Nature writ large is filled with examples of transformative chemical reactions that take place in the solid state—minerals found deep underground or on the surface of the earth that undergo chemical reactions over time when they are subjected to the right mix of environmental conditions.
The same cannot always be said for synthetic chemistry at the industrial scale. Factories that make pharmaceutical drugs and ore processing plants where precious metals are extracted from mined minerals tend to rely not on solids but solution chemistry—mixing salts or rocks with large volumes of often highly corrosive or toxic liquids to achieve chemical reactions and extract useful products. Those solvents, besides being expensive, often corrosive, and sometimes toxic to the environment, may be dangerously volatile—even explosive.
Now a team of researchers led by Tomislav Friščić, a professor at McGill University, is developing new approaches to chemical synthesis and mineral processing based on solid-state chemistry—and inspired by examples from nature.
At the 23rd Congress and General Assembly of the International Union of Crystallography, held August 5-12, 2014 in Montreal, Friščić will describe some of his unconventional approaches and how they promise better, safer and far less expensive methods for extracting metals from mineral ores as well as for the scalable synthesis of pharmaceutical drugs.
"You can use solid-state chemistry to make these materials much easier and cheaper, without the use of aggressive solvents or high temperatures," Friščić said.
Some of his favorite laboratory techniques include pounding materials with steel balls and leaving reactants to sit for days in swampy air. "We are trying to mimic what nature does," he said.
Accelerated Aging—A Lesson from Seagulls
Minerals are generally more or less inert materials—think of a handful of stones—and a whole industry exists for extracting useful ores from minerals taken from mines. But ore extraction usually relies on methods that involve mixing the minerals with massive amounts of volatile solvents at high temperatures.
One of the processes Friščić and his colleagues are seeking to mimic is the accelerated aging of minerals, a methodology inspired by weathering processes which occurs naturally in many places on Earth where the right conditions exist, such as in rocky coastal areas.
Drivers enjoying a wending ride along Highway 1 in California this summer can see examples of accelerated aging in the surf-battered rocks dotting the Pacific coast. Covered for much of the day with gulls and other birds, these rocks appear to be splattered with white paint because the mineral composition of rocky surfaces change due to the aging brought about by organic compounds in the bird poop mixed with the moist ocean air and the heat-baking sun.

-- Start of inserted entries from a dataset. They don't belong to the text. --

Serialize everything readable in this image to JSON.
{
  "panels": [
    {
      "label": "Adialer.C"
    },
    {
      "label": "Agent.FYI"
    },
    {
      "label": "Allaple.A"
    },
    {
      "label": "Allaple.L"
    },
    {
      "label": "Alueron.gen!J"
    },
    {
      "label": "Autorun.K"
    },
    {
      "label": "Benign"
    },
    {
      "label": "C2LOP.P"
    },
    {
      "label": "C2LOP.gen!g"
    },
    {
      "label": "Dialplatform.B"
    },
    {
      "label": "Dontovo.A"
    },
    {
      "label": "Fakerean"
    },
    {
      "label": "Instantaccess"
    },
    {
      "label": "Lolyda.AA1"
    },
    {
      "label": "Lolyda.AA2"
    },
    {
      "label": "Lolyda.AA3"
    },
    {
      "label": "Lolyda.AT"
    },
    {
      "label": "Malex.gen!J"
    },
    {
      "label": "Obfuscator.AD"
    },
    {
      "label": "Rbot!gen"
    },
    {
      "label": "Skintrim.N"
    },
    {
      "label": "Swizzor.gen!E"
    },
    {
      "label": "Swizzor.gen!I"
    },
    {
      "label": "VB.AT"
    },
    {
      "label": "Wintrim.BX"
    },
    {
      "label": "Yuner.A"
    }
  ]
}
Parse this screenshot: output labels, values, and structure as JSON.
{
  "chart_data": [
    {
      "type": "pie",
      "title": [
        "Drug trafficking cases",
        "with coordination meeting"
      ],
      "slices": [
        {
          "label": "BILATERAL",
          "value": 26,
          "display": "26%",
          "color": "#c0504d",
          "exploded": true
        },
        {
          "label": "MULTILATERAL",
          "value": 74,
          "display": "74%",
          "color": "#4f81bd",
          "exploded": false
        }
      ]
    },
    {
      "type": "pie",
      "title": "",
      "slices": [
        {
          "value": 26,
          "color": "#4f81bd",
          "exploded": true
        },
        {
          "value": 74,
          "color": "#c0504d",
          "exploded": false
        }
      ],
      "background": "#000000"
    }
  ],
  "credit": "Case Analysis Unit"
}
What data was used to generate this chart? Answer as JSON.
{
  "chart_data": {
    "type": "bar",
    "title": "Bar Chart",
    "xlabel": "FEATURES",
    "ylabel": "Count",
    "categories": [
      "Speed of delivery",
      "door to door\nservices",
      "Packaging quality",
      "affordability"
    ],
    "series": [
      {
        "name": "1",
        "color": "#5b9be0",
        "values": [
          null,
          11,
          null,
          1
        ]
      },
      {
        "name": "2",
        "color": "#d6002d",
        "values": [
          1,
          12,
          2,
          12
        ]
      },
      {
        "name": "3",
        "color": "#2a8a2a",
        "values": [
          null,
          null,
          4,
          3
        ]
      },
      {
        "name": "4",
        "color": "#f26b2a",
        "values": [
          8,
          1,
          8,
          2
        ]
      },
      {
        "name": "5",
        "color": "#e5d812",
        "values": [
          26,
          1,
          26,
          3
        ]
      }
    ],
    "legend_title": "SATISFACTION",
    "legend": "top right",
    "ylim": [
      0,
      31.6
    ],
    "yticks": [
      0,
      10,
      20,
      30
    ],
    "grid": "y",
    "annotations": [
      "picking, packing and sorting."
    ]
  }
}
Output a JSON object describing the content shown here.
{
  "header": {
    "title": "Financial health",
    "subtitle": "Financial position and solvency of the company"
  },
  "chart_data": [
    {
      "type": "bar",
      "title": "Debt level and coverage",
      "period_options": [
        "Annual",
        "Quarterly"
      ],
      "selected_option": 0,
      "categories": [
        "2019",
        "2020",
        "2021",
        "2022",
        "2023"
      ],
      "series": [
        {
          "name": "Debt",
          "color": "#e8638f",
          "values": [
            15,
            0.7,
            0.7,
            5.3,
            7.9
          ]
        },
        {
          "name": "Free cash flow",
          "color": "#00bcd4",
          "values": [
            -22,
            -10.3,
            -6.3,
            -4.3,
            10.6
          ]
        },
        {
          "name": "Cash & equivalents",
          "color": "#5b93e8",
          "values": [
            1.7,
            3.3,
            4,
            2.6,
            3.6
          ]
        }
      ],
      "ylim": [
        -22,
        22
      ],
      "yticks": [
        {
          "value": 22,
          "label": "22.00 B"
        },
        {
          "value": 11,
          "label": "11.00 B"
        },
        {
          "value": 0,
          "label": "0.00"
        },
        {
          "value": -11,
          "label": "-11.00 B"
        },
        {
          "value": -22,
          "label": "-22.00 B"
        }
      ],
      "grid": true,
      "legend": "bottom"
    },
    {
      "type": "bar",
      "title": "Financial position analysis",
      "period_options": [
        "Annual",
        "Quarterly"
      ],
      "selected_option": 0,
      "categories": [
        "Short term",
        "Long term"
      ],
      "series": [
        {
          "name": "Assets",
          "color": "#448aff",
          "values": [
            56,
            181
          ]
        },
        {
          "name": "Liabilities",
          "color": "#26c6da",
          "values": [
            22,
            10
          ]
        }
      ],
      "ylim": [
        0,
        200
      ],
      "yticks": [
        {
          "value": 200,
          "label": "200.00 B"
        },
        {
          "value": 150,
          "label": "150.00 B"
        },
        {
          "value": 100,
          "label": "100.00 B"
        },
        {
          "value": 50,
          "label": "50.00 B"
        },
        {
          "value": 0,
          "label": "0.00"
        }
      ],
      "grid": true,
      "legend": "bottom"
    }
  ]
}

Inspired by that picture, Friščić has developed simple methods in the laboratory for mimicking this natural process by exposing mixtures of reactants to selected mild conditions of humidity and temperature—methods that hold great promise for ore extraction and other applications that would not rely on dangerous solvents and would use far less energy, he said.
In Montreal, he will describe some of the initial experiments in which he mixed zinc with an organic compound derived from oxalic acid, left them at room temperature at high humidity for one week and derived from this 10-20 grams of microporous metal-organic frameworks—valuable materials for applications like carbon sequestration, gas sensing or solar panel production.
"I sometimes call accelerated aging the lazy man's chemistry because you can induce chemical changes without the input of a lot of external energy," he said.
Milling—An Ancient Process Yielding New Results
Another approach Friščić and his colleagues are developing is based on physically milling materials the way people have done since ancient times using a mortar and pestle.
According to research by Laszlo Takacs at the University of Maryland, Baltimore County, the first recorded example of a chemical process involving milling was practiced more than 2,000 years ago when stones of the mineral cinnabar were ground with vinegar in copper vessels to extract mercury.
Similar processes for triggering reactions and extracting useful chemicals could be implemented on industrial scales today, Friščić said, if we better understood how the milling process works.
Asking that question, Friščić and a team of colleagues from Croatia, UK and Germany recently sought to get a better picture of what happens inside a shaker ball mill, a rapidly oscillating container in which chemical reactions are induced by pulverizing material with falling steel balls. The team obtained the support of the European Synchrotron Radiation Facility to bombard a ball mill with high energy X-rays as it mixed metal oxides and organic molecules together.
Nobody has ever applied this type of analysis to a milling process before, and it showed that as the grinding occurred, short-lived and previously unknown chemical intermediates were created in the process, some lasting only for a few seconds.
Understanding what these intermediates are and how they can be stabilized or otherwise exploited holds great promise for discovering new milling procedures on the industrial scale that will increase the speed, decrease the cost and eliminate the toxic waste of traditional solvent-based processes, Friščić said.
"Developing methods of solvent-free synthesis today is a bit like developing organic chemistry in the 1830s," Friščić said. "There is a lot of testing and detective work while trying to connect the dots. That provides particular pleasure."